-
Notifications
You must be signed in to change notification settings - Fork 288
Description
Inconsistency Between Redis Documentation and Referenced Paper Regarding Cuckoo Filter Load / Fill Rates
Page: https://redis.io/docs/latest/develop/data-types/probabilistic/cuckoo-filter/
I noticed an inconsistency in the documentation for cuckoo filters when comparing the Redis documentation with the research paper linked on the same page.
The linked paper:
Cuckoo Filter: Practically Better Than Bloom
(https://www.cs.cmu.edu/~dga/papers/cuckoo-conext2014.pdf) states the following:
"With k = 2 hash functions, the load factor α is 50% when the bucket size b = 1 (i.e., the hash table is directly mapped), but increases to 84%, 95% or 98% respectively using bucket size b = 2, 4 or 8."
However, the Redis documentation under “Choosing the Bucket Size”
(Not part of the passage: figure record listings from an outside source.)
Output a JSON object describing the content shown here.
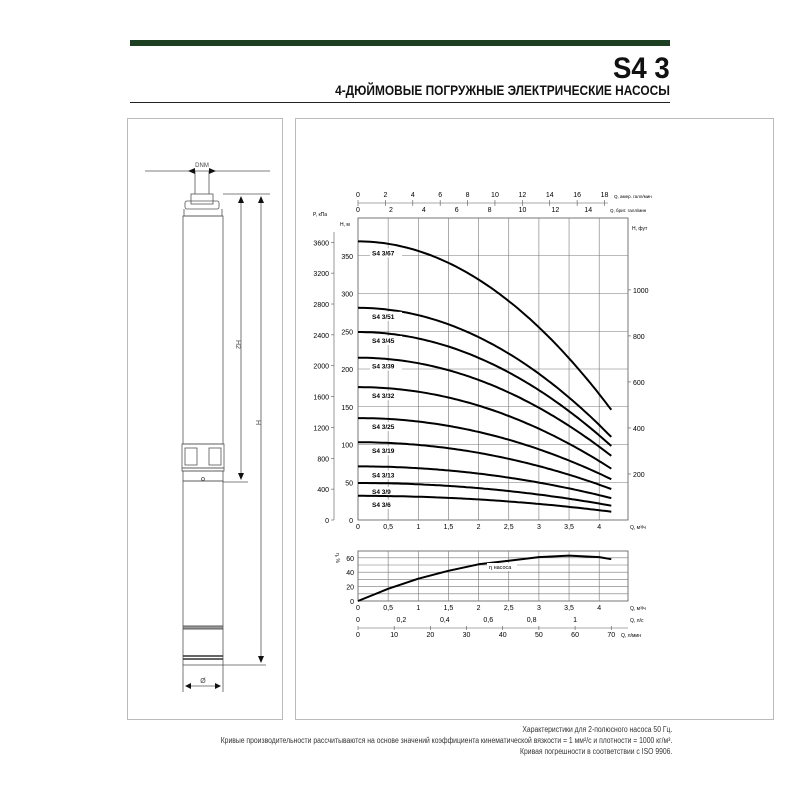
{
  "header": {
    "model": "S4 3",
    "subtitle": "4-ДЮЙМОВЫЕ ПОГРУЖНЫЕ ЭЛЕКТРИЧЕСКИЕ НАСОСЫ",
    "accent_color": "#1c3f22"
  },
  "drawing": {
    "dnm_label": "DNM",
    "h2_label": "H2",
    "h_label": "H",
    "diameter_label": "Ø"
  },
  "chart_data": [
    {
      "type": "line",
      "title": "",
      "xlabel": "Q, м³/ч",
      "ylabel": "H, м",
      "xlim": [
        0,
        4.5
      ],
      "ylim": [
        0,
        400
      ],
      "grid": true,
      "x_ticks": [
        "0",
        "0,5",
        "1",
        "1,5",
        "2",
        "2,5",
        "3",
        "3,5",
        "4"
      ],
      "y_ticks": [
        "0",
        "50",
        "100",
        "150",
        "200",
        "250",
        "300",
        "350"
      ],
      "secondary_axes": {
        "left_pressure": {
          "label": "P, кПа",
          "ticks": [
            "0",
            "400",
            "800",
            "1200",
            "1600",
            "2000",
            "2400",
            "2800",
            "3200",
            "3600"
          ]
        },
        "right_feet": {
          "label": "H, фут",
          "ticks": [
            "200",
            "400",
            "600",
            "800",
            "1000"
          ]
        },
        "top_us_gpm": {
          "label": "Q, амер. галл/мин",
          "ticks": [
            "0",
            "2",
            "4",
            "6",
            "8",
            "10",
            "12",
            "14",
            "16",
            "18"
          ]
        },
        "top_imp_gpm": {
          "label": "Q, брит. галл/мин",
          "ticks": [
            "0",
            "2",
            "4",
            "6",
            "8",
            "10",
            "12",
            "14"
          ]
        }
      },
      "x": [
        0,
        1,
        2,
        3,
        4,
        4.2
      ],
      "series": [
        {
          "name": "S4 3/67",
          "values": [
            369,
            356,
            318,
            255,
            167,
            146
          ]
        },
        {
          "name": "S4 3/51",
          "values": [
            281,
            271,
            242,
            194,
            126,
            110
          ]
        },
        {
          "name": "S4 3/45",
          "values": [
            249,
            240,
            215,
            172,
            112,
            98
          ]
        },
        {
          "name": "S4 3/39",
          "values": [
            215,
            208,
            186,
            149,
            97,
            85
          ]
        },
        {
          "name": "S4 3/32",
          "values": [
            176,
            170,
            152,
            121,
            78,
            68
          ]
        },
        {
          "name": "S4 3/25",
          "values": [
            135,
            130,
            117,
            94,
            62,
            54
          ]
        },
        {
          "name": "S4 3/19",
          "values": [
            103,
            99,
            89,
            71,
            47,
            41
          ]
        },
        {
          "name": "S4 3/13",
          "values": [
            71,
            69,
            61,
            50,
            33,
            29
          ]
        },
        {
          "name": "S4 3/9",
          "values": [
            49,
            47,
            42,
            34,
            22,
            19
          ]
        },
        {
          "name": "S4 3/6",
          "values": [
            32,
            31,
            27,
            21,
            13,
            11
          ]
        }
      ]
    },
    {
      "type": "line",
      "title": "",
      "xlabel": "Q, м³/ч",
      "ylabel": "η, %",
      "xlim": [
        0,
        4.5
      ],
      "ylim": [
        0,
        70
      ],
      "grid": true,
      "x_ticks": [
        "0",
        "0,5",
        "1",
        "1,5",
        "2",
        "2,5",
        "3",
        "3,5",
        "4"
      ],
      "y_ticks": [
        "0",
        "20",
        "40",
        "60"
      ],
      "secondary_axes": {
        "bottom_ls": {
          "label": "Q, л/с",
          "ticks": [
            "0",
            "0,2",
            "0,4",
            "0,6",
            "0,8",
            "1"
          ]
        },
        "bottom_lmin": {
          "label": "Q, л/мин",
          "ticks": [
            "0",
            "10",
            "20",
            "30",
            "40",
            "50",
            "60",
            "70"
          ]
        }
      },
      "x": [
        0,
        0.5,
        1,
        1.5,
        2,
        2.5,
        3,
        3.5,
        4,
        4.2
      ],
      "series": [
        {
          "name": "η насоса",
          "values": [
            0,
            17,
            31,
            42,
            51,
            56,
            61,
            63,
            61,
            58
          ]
        }
      ]
    }
  ],
  "notes": [
    "Характеристики для 2-полюсного насоса 50 Гц.",
    "Кривые производительности рассчитываются на основе значений коэффициента кинематической вязкости = 1 мм²/с и плотности = 1000 кг/м³.",
    "Кривая погрешности в соответствии с ISO 9906."
  ]
}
(https://redis.io/docs/latest/develop/data-types/probabilistic/cuckoo-filter/#choosing-the-bucket-size-bucketsize) states:
"When bucket size of 1 is used the fill rate is 55% and false positive error rate is 2/256 ≈ 0.78% which is the minimal false positive rate you can achieve. Larger buckets increase the error rate linearly but improve the fill rate of the filter. For example, a bucket size of 3 yields a 2.34% error rate and an 80% fill rate. Bucket size of 4 yields a 3.12% error rate and a 95% fill rate."
Question
Could you clarify which values are correct, or whether the Redis implementation deviates intentionally from the results in the paper (e.g., due to differences in assumptions, parameterization, fingerprint size, or implementation-specific adjustments)?